¶ When Festus was come into the province, after three days, he ascended from Cesarea unto Ierusalem. Then enformed him the high priests, and the chief of the jews against Paul. And they entreated him, and desired favour against him that he would send for him to Ierusalem, and laid wait for him in the way to kill him. Festus answered that Paul should be kept at Cesarea: but that he himself would shortly depart thither. Let them therefore (said he) which among you are able to do it come down with us and accuse him, if there be any fault in the man.

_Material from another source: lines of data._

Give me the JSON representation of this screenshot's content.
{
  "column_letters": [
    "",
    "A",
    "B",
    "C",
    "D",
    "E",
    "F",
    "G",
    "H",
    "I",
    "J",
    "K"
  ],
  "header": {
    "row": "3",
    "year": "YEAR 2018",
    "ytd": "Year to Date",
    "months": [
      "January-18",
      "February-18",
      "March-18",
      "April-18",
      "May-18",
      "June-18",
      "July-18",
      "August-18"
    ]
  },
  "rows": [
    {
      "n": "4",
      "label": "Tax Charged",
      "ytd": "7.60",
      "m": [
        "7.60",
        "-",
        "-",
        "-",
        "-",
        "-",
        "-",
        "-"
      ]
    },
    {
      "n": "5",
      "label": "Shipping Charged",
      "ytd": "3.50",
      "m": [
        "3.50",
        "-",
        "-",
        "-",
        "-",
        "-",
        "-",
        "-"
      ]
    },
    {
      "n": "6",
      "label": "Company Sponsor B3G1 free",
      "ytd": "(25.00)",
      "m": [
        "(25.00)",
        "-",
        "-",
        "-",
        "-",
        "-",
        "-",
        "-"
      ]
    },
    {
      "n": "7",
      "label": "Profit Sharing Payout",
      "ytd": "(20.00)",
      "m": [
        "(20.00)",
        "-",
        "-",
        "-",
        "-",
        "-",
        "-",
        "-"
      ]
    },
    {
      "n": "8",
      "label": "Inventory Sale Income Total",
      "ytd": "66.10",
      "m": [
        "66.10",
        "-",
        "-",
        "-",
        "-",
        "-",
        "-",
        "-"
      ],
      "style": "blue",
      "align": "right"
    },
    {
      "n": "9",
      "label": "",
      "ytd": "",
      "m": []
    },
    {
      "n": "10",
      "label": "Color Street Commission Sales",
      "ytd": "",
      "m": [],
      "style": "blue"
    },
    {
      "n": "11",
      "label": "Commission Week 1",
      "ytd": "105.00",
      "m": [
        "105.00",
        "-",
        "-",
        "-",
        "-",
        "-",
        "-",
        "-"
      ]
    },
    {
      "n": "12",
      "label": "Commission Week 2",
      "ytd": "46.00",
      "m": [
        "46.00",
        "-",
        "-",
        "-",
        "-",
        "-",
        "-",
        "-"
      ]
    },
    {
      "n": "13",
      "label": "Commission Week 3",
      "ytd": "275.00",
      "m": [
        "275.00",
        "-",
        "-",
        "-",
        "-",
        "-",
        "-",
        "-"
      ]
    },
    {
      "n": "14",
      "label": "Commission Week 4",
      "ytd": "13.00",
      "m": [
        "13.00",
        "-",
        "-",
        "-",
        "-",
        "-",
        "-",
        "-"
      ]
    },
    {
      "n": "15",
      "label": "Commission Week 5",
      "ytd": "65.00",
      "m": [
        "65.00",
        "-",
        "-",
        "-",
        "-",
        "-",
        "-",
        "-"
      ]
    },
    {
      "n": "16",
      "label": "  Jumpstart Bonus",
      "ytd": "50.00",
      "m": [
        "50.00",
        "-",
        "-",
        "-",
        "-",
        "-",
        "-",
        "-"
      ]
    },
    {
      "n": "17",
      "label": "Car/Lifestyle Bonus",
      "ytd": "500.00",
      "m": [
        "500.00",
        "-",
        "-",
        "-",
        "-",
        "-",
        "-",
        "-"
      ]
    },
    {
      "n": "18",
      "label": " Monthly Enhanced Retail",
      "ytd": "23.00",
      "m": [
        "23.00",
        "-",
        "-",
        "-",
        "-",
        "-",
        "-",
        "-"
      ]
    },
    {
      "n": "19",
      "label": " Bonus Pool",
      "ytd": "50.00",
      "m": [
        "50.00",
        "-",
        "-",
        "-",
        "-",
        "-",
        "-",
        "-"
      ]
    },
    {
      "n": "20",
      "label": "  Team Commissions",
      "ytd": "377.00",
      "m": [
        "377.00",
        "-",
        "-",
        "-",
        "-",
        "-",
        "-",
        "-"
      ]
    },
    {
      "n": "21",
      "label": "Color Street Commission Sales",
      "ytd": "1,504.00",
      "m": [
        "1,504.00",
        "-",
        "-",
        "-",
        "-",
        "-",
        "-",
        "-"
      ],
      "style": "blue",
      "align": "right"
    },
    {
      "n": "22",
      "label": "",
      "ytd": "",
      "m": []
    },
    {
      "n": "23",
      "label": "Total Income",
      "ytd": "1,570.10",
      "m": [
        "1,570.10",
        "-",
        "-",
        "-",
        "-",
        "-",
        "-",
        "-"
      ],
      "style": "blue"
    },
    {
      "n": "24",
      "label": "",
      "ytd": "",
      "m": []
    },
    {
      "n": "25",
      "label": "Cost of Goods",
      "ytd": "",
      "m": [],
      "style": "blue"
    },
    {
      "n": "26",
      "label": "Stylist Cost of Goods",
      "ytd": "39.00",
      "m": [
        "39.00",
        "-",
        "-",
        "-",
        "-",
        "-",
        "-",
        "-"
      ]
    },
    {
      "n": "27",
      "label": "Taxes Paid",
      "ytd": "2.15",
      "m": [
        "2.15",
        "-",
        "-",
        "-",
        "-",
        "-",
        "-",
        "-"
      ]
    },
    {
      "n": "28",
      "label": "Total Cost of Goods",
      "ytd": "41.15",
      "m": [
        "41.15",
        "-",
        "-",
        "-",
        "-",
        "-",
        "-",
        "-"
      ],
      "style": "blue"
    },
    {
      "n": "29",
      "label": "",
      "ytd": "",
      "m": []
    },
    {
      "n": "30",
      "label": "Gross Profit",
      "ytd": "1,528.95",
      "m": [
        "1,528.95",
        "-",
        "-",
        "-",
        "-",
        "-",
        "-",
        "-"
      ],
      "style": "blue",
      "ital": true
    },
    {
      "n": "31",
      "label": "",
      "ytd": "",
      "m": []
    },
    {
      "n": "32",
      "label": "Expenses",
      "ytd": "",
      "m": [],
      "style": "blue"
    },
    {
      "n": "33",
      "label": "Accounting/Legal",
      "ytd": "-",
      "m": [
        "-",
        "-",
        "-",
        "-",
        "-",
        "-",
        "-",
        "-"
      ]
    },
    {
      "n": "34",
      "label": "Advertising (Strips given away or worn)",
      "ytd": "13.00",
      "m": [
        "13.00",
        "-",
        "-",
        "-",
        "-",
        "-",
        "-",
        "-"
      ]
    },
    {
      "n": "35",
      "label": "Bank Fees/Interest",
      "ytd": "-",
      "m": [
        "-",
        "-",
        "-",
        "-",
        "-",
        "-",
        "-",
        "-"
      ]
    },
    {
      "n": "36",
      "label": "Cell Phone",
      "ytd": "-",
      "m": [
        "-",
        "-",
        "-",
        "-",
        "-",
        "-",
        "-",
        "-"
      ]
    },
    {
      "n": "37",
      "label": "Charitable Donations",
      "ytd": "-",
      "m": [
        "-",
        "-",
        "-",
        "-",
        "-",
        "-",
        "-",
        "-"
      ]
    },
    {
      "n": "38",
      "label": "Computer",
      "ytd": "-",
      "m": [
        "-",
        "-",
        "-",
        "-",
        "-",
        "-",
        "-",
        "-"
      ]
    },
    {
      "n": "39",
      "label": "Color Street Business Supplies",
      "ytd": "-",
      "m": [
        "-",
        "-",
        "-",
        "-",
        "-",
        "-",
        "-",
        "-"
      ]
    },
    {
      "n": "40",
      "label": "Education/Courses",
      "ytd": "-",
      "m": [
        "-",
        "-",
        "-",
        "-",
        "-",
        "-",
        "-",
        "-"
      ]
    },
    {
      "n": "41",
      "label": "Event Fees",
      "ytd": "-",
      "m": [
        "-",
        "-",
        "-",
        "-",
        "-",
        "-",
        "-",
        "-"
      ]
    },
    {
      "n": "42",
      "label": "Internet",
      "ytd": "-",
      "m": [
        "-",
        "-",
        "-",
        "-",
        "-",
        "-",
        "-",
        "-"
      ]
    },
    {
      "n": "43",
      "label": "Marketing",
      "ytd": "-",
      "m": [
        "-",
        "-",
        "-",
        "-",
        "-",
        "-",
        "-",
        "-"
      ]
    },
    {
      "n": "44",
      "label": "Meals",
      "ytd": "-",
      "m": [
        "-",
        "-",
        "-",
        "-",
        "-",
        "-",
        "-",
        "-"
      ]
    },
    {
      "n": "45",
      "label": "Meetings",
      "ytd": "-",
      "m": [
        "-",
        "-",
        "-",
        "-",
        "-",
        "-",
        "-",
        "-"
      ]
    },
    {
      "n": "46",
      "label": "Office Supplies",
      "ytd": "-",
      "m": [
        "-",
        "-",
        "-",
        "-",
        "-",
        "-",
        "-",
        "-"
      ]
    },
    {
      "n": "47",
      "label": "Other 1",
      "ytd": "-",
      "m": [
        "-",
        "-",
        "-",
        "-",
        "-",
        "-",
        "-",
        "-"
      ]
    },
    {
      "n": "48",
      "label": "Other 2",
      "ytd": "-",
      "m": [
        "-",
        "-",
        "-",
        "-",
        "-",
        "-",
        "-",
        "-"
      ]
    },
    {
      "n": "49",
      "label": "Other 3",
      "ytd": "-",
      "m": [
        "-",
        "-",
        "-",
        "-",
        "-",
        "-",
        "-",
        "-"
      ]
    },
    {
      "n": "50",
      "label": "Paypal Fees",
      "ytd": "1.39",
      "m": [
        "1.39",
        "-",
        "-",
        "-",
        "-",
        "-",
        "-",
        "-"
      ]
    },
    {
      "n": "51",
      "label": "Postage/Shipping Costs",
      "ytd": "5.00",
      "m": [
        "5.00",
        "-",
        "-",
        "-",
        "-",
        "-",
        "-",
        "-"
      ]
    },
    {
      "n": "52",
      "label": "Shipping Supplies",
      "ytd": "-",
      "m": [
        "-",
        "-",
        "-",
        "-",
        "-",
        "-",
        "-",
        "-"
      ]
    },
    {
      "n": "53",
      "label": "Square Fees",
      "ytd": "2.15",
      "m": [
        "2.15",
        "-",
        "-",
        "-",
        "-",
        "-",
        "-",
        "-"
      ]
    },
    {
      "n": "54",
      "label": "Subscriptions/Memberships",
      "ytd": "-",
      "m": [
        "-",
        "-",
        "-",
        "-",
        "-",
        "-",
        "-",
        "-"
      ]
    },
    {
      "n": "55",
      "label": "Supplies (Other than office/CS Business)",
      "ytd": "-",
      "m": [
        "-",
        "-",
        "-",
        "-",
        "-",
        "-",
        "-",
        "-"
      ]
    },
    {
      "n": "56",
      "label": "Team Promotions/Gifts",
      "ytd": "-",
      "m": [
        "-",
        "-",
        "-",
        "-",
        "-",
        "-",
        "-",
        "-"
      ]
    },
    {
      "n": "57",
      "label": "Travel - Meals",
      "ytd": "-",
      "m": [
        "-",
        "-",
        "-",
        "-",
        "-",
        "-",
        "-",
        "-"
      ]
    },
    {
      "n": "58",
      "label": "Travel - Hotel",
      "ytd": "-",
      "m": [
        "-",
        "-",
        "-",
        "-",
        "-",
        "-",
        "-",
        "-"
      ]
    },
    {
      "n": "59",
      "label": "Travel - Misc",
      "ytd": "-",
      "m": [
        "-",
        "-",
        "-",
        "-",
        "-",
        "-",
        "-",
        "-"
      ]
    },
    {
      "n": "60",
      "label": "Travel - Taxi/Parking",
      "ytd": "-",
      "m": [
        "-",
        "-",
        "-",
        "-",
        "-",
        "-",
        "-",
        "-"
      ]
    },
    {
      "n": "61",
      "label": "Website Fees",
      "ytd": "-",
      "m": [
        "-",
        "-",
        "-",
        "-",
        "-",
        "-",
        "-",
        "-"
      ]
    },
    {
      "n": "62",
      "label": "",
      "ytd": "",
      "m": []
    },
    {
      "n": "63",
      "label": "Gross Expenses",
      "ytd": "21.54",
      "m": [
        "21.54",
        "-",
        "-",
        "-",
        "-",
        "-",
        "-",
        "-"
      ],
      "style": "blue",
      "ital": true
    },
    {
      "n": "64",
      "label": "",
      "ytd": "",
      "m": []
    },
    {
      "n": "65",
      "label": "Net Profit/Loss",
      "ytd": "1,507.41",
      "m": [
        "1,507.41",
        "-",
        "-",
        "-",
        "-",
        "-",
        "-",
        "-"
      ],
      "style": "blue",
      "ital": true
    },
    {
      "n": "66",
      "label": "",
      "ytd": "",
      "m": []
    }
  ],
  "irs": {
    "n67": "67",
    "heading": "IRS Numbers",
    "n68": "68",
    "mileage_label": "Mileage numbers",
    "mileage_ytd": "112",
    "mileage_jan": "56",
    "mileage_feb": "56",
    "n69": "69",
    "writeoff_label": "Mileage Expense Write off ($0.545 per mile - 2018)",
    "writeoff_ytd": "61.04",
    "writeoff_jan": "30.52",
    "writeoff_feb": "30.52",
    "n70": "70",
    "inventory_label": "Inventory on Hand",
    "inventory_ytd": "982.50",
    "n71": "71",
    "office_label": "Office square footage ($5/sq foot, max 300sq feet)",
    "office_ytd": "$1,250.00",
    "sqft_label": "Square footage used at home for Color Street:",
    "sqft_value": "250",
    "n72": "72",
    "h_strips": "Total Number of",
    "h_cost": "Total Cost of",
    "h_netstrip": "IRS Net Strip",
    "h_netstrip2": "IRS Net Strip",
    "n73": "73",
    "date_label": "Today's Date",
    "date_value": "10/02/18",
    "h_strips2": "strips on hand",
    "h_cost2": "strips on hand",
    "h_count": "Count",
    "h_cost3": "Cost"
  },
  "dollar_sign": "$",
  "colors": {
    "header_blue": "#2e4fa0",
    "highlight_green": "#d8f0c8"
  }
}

¶ When he had tarried there more then ten days he departed unto Cesarea, and the next day sat down in the judgement seat, and commanded Paul to be brought. When he was come the jewes which were come from Ierusalem, came about him and laid many and grievous complaints against Paul, which they could not prove as long as he answered for himself, that he had neither against the law of the jewes, neither against the temple, nor yet against Cesar offended any thing at all.
¶ Festus willing to do the jewes a pleasure, answered Paul, and said: Wilt thou go to Ierusalem, and there be judged of these things before me? Then said Paul: I stand at Cesar's judgement seat, where I ought to be judged. To the jewes have I no harm done, as thou verily well knowest. If I have hurt them, or committed any thing worthy of death, I refuse not to die. If none of these things are, where of they accuse me, no man ought to deliver me to them. I appeal unto Cesar. Then spake Festus with deliberation, and answered: Thou hast appealed unto Cesar: unto Cesar shalt thou go.
¶ After a certain days king Agrippa and Bernice came unto Cesarea to salute Festus. And when they had been there a good season, Festus rehearsed Paul's cause unto the king saying: There is a certain man left in prison of Felix about whom when I came to Ierusalem the high priests, and seniors of the jewes enformed me, and desired to have judgement against him. To whom I answered: It is not the manner of the Romans to deliver any man that he should perish, before that he which is accused, have the accusers before him, and have license to answer for himself, as pertaining to the crime whereof he is accused: when they were come hither, without delay on the morrow I sat to give judgement, and commanded the man to be brought forth. Against whom when the accusers stood up, they brought none accusation of such things as I supposed: But had certain questions against him of their own superstition, and of one Iesus which was dead. whom Paul affirmed to be alive. Because I doubted of the questions, I asked him whither he would go to Ierusalem, and there be judged of these matters. Then when Paul had appealed to be kept unto the knowledge of Cesar. I commanded him to be kept till I might send him to Cesar.
¶ Agrippa said unto Festus: I would also hear the man myself. Tomorrow (said he) thou shalt hear him. On the morrow when Agrippa was come and Bernice with great pomp, and were entered into the council house with the captains and chief men of the city, at Festus' commandment Paul was brought forth, and Festus said: King Agrippa, and all men which are here present with us: Ye see this man about whom all the multitude of jewes have been with me, both at Ierusalem and also here, crying that he ought not to live any longer. Yet found I nothing worthy of death that he had committed. Nevertheless seeing that he hath appealed to Cesar, I have determined to send him. Of whom I have no certain thing to write unto my lord. Wherefore I have brought him unto you, and specially unto thee, king Agrippa, that after examination had, I might have somewhat to write. For me thinketh it unreasonable for to send a prisoner, and not to shew the causes, which are laid against him.